Director Q&A - In America

November 15, 2003 Jim Sheridan

While not strictly autobiographical, In America, about an Irish family's experiences making New York their new home, was inspired by events in the director's life and was co-written with his daughters.

"Kirsten had written and directed a few films, and Naomi had written scripts," Sheridan explained. "They took my script, and what I thought they were going to do was fix it. But what they did was change it. My character in their script was a guy who was never in the house, his head was in the clouds, he sang songs he didn't know the words to, and when he was drunk he told them he loved them."

While revising the script further, he made the decision to give the story an even more personal underpinning. "I had the idea of taking a story I always wanted to make about my brother Frankie who died. In a way I kind of slipped in to being my father and my daughter became me."
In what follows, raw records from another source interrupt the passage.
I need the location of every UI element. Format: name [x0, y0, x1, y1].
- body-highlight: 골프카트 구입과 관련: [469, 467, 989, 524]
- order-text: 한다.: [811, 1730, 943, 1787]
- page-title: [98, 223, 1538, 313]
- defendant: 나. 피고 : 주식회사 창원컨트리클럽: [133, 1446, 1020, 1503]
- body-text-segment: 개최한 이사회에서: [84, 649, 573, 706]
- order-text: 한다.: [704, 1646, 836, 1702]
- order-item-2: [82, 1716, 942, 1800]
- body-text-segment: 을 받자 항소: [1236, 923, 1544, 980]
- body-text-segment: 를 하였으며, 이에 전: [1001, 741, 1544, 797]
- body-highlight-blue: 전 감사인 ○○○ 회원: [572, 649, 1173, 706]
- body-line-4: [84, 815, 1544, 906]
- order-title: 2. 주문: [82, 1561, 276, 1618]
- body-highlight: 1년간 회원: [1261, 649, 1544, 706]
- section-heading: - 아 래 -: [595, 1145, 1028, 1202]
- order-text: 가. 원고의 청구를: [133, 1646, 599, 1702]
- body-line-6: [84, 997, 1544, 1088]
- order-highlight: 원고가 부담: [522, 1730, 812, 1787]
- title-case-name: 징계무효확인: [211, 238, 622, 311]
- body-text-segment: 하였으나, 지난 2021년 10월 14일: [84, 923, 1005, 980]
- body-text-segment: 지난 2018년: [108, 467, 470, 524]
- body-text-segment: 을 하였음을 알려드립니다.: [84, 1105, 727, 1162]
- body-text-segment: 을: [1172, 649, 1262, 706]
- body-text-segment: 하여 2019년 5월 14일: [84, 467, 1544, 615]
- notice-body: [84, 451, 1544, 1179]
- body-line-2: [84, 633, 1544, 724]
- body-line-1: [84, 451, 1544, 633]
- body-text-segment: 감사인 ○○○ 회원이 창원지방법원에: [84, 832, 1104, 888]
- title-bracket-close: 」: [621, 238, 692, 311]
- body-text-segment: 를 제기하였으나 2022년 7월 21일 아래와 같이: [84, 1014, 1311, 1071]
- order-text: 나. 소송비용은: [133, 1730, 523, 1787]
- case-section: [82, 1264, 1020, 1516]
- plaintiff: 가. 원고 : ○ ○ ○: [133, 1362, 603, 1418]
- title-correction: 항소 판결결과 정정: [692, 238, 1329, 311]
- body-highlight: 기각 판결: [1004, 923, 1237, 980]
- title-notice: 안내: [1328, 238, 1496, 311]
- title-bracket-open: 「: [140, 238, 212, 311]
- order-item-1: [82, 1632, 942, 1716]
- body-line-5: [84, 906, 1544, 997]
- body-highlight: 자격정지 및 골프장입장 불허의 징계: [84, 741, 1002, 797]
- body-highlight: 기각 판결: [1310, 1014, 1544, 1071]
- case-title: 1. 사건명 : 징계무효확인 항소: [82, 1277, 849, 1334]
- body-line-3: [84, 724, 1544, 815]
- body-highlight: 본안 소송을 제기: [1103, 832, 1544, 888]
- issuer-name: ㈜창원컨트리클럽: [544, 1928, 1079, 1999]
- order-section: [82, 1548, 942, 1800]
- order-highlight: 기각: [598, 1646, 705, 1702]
"It seems to me that part of the job of the director is really gauging the emotions, not only with the performances, but of the entire story," remarked Jones. "Especially in a film like this which is built up of details of emotions that cumulatively bring out the handkerchiefs. How do you go about calibrating that?"
"That's the really good question." Sheridan pondered for a moment. "The human face has 800 muscles, so the sophistication of reading what's in the human face is hard, and in a funny way women, historically, have been better at it than men. I think a lot of directors are like that too."